Anonymous Anonymous said...

Achilles comes to mind.

Take the d**** safety rail off, and then you can snuggle her in bed! (Ok, that's counterproductive, but what the heck)

e wein

2:16 AM  
Blogger Liz Miller said...

Oy.

5:32 PM  
Blogger Kate said...

my kid's best friend has a big scar on his temple (he's 14) I asked him how he got it. He gave me a Look and the half-shrug which meant an embarrassing story -- so of course I dropped it.

And of course I asked his mother later.

He got it while watching Barney. He was on the couch, sitting quietly watching television and just fell of the couch and hit his head on the table. Bunch of stitches and he's got a scar that looks like he was in a knife fight.

7:15 PM  
Blogger Abacaxi Mamao said...

I love this part! I am sending your post to my friends who have a 10 month old who just learned now to crawl...

"And we started to reconcile ourselves to that big parental truth: you can duct-tape everything in sight, instill bedtime routines, put the Clorox up on the highest of shelves, get an expert to install the carseat, limit candy, brush their teeth every night, teach them to stand up for themselves and use their words, move to the best school district.
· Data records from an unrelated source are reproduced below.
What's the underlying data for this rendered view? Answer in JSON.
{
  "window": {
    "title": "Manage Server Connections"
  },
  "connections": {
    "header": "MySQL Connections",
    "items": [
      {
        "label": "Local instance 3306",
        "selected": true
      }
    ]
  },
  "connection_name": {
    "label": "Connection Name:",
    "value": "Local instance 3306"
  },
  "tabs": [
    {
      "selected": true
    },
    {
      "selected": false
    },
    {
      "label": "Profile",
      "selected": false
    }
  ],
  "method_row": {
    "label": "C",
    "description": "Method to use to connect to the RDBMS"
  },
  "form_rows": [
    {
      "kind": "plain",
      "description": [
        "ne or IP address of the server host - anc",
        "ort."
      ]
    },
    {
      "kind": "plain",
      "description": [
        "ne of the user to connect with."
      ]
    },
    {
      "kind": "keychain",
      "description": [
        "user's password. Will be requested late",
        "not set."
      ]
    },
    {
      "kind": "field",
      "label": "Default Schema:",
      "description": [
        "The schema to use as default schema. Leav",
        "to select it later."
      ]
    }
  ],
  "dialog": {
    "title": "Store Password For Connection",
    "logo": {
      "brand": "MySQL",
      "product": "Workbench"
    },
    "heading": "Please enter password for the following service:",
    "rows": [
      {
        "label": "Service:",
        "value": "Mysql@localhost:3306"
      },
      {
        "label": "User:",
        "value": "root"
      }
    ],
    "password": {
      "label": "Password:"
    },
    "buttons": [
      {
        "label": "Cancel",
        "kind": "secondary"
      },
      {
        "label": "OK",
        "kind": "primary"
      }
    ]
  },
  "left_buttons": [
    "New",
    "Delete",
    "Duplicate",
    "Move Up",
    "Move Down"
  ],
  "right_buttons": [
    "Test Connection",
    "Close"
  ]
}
But every kid ends up with scars of one kind or another. With luck, they'll fade with time. And your kid will have a good story about how they got 'em."

When I was three, my five year old sister was playing the fun game of spinning, spinning, spinning until gloriously dizzy. I decided to do the same thing. I got so dizzy that I fell against an armchair (with wooden arms) and split open my lip. I still have a scar on my lip (22 years later). At the time, my mother just iced it. Actually, we had no ice in the house, so I held a frozen orange juice can onto it. Now, she says that she would have brought me in for stitches.

My little sister, who has the nearly-universal-under-the-chin scar, has a nice story to go along: the boys in her class were saying that girls couldn't slide around on the frozen patch of ice in the playground. My sister said, "Can, too!" and did. Then she split open her chin, needed stitches, and all the boys gave her the respect she deserved forever more. Or nearly.

10:21 PM  
Blogger elswhere said...

ALG, that's a great story!

11:05 AM  
Anonymous Anonymous said...

I had no idea the scar under the chin was so universal. I have one myself, and no idea how I got it. My parents don't remember how, either. (It was the 60's, so nobody remembers much from then.)
- Renaissance Woman

5:20 PM  
Anonymous Anonymous said...

I burned my right wrist on a waffle iron when I was five. Good thing or I still wouldn't know right from left. Crazy that after 35 years there's still scar tissue there. Of course, MG can hardly consult her temple as someone is yelling "no! Turn RIGHT!"